Analysis and Reflections on Hermann Hesse’s “Peter Camenzind” by Ron Dart
In the beginning was the myth.
—1st sentence, Peter Camenzind
When they had finished eating, Jesus said to Simon Peter, “Simon son of John, do you truly love me more than these?” “Yes, Lord”, he said, “you know that I love you.” Jesus said, “Feed my lambs.”
—John 21: 15
The publication of Hesse`s Peter Camenzind in 1904 was, in many ways, Hesse`s breakthrough novel. Hesse had published a few minor works of poetry and literature before 1904, but with the publication of Peter Camenzind, Hesse became more widely recognized as an up and coming German writer.
Many know Hesse today, at a more sophisticated level, as the author of The Glass Bead Game (Siddharta being the primer for the larger tome that, in some ways, won him the Nobel Prize for literature in 1946).

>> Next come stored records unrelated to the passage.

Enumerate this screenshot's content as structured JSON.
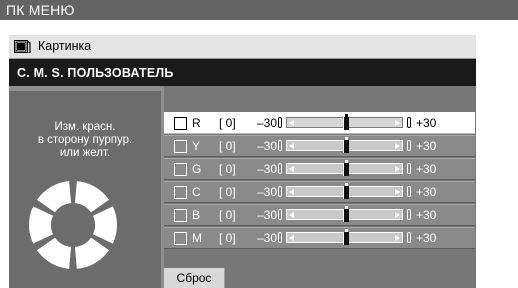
{
  "menu": {
    "title": "ПК МЕНЮ"
  },
  "panel": {
    "header_title": "Картинка",
    "section_title": "C. M. S. ПОЛЬЗОВАТЕЛЬ"
  },
  "hint": {
    "lines": [
      "Изм. красн.",
      "в сторону пурпур.",
      "или желт."
    ]
  },
  "rows": [
    {
      "label": "R",
      "value": "[ 0]",
      "min": "–30",
      "max": "+30",
      "level": 0.5,
      "selected": true
    },
    {
      "label": "Y",
      "value": "[ 0]",
      "min": "–30",
      "max": "+30",
      "level": 0.5,
      "selected": false
    },
    {
      "label": "G",
      "value": "[ 0]",
      "min": "–30",
      "max": "+30",
      "level": 0.5,
      "selected": false
    },
    {
      "label": "C",
      "value": "[ 0]",
      "min": "–30",
      "max": "+30",
      "level": 0.5,
      "selected": false
    },
    {
      "label": "B",
      "value": "[ 0]",
      "min": "–30",
      "max": "+30",
      "level": 0.5,
      "selected": false
    },
    {
      "label": "M",
      "value": "[ 0]",
      "min": "–30",
      "max": "+30",
      "level": 0.5,
      "selected": false
    }
  ],
  "reset": {
    "label": "Сброс"
  },
  "colors": {
    "menu_bar": "#636363",
    "panel_bg": "#6e6e6e",
    "section_bar": "#1a1a1a",
    "row_bg": "#8a8a8a",
    "row_selected_bg": "#ffffff"
  },
  "icons": {
    "header": "picture-icon",
    "wheel": "color-wheel-icon"
  }
}
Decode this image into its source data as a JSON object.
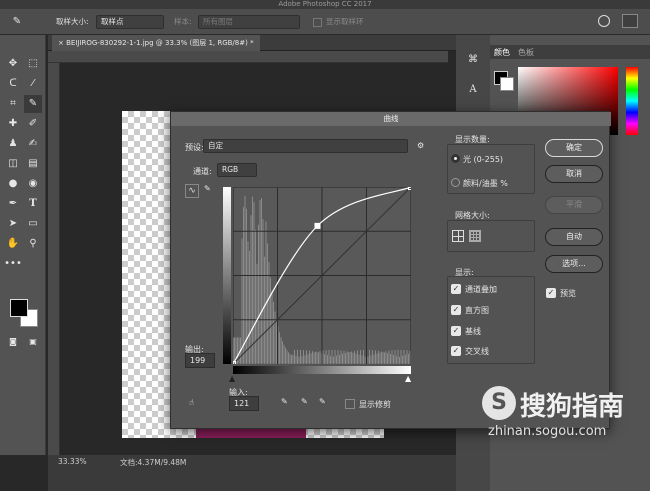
{
  "app_title": "Adobe Photoshop CC 2017",
  "options_bar": {
    "sample_size_label": "取样大小:",
    "sample_size_value": "取样点",
    "sample_label": "样本:",
    "sample_value": "所有图层",
    "show_ring_label": "显示取样环"
  },
  "document": {
    "tab_title": "BEIJIROG-830292-1-1.jpg @ 33.3% (图层 1, RGB/8#) *",
    "zoom": "33.33%",
    "doc_size": "文档:4.37M/9.48M"
  },
  "right_panel": {
    "tab_color": "颜色",
    "tab_swatches": "色板"
  },
  "curves": {
    "title": "曲线",
    "preset_label": "预设:",
    "preset_value": "自定",
    "channel_label": "通道:",
    "channel_value": "RGB",
    "output_label": "输出:",
    "output_value": "199",
    "input_label": "输入:",
    "input_value": "121",
    "show_clipping_label": "显示修剪",
    "display_amount": {
      "title": "显示数量:",
      "light": "光 (0-255)",
      "pigment": "颜料/油墨 %"
    },
    "grid_size": {
      "title": "网格大小:"
    },
    "show": {
      "title": "显示:",
      "channel_overlays": "通道叠加",
      "histogram": "直方图",
      "baseline": "基线",
      "intersection": "交叉线"
    },
    "buttons": {
      "ok": "确定",
      "cancel": "取消",
      "smooth": "平滑",
      "auto": "自动",
      "options": "选项..."
    },
    "preview_label": "预览",
    "curve_points": [
      [
        0,
        0
      ],
      [
        121,
        199
      ],
      [
        255,
        255
      ]
    ]
  },
  "watermark": {
    "brand": "搜狗指南",
    "url": "zhinan.sogou.com"
  }
}
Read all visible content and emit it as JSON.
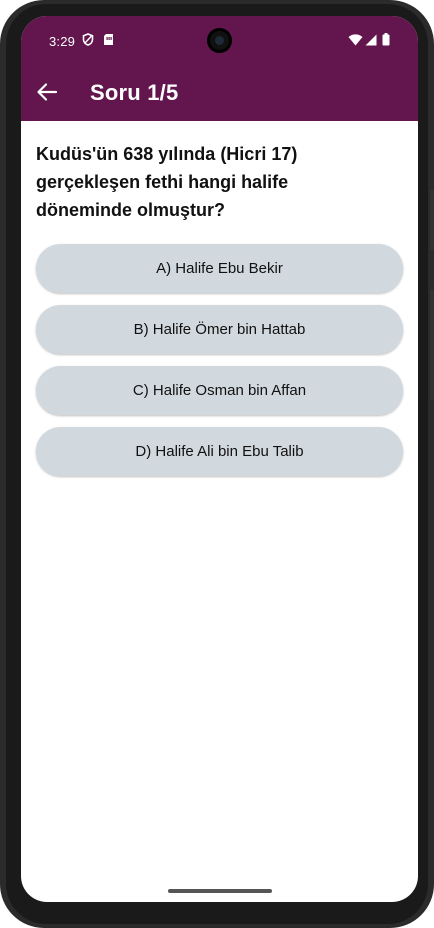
{
  "status_bar": {
    "time": "3:29",
    "left_icons": [
      "shield-icon",
      "sim-card-icon"
    ],
    "right_icons": [
      "wifi-icon",
      "signal-icon",
      "battery-icon"
    ]
  },
  "app_bar": {
    "title": "Soru 1/5",
    "back_icon": "arrow-left-icon",
    "color": "#62164d"
  },
  "question": {
    "text": "Kudüs'ün 638 yılında (Hicri 17) gerçekleşen fethi hangi halife döneminde olmuştur?"
  },
  "options": [
    {
      "label": "A) Halife Ebu Bekir"
    },
    {
      "label": "B) Halife Ömer bin Hattab"
    },
    {
      "label": "C) Halife Osman bin Affan"
    },
    {
      "label": "D) Halife Ali bin Ebu Talib"
    }
  ],
  "colors": {
    "primary": "#62164d",
    "option_bg": "#d2d9de",
    "text": "#111111"
  }
}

But, there are the many other compact novels that have held the attention of Hesse keeners: Demian, Steppenwolf, Narcissus and Goldmund, Under the Wheel, Wandering, Gertrude, Rosshalde and If the War Goes On… (to include his more political writings). There is also Hesse`s volumes of poetry, multiple paintings and thousands of letters. Hesse, like Thomas Mann, embodies the best and the highest of the German humanist way that has many a thick root going back to the layered soil of Goethe’s life and writings.
It is somewhat intriguing that Hesse engaged Nietzsche in many subtle and sensitive ways and yet Nietzsche is very much in the ascendant these days and waxing well, whereas Hesse (much wiser and more insightful) has waned. There has been, gratefully so, in the last decade plus, a revival and renaissance of Hesse, and, as such, a return to Hesse`s Peter Camenzind is a fine place to begin a journey with Hesse into the core of what animated and held his soul and mind, imagination and literary life.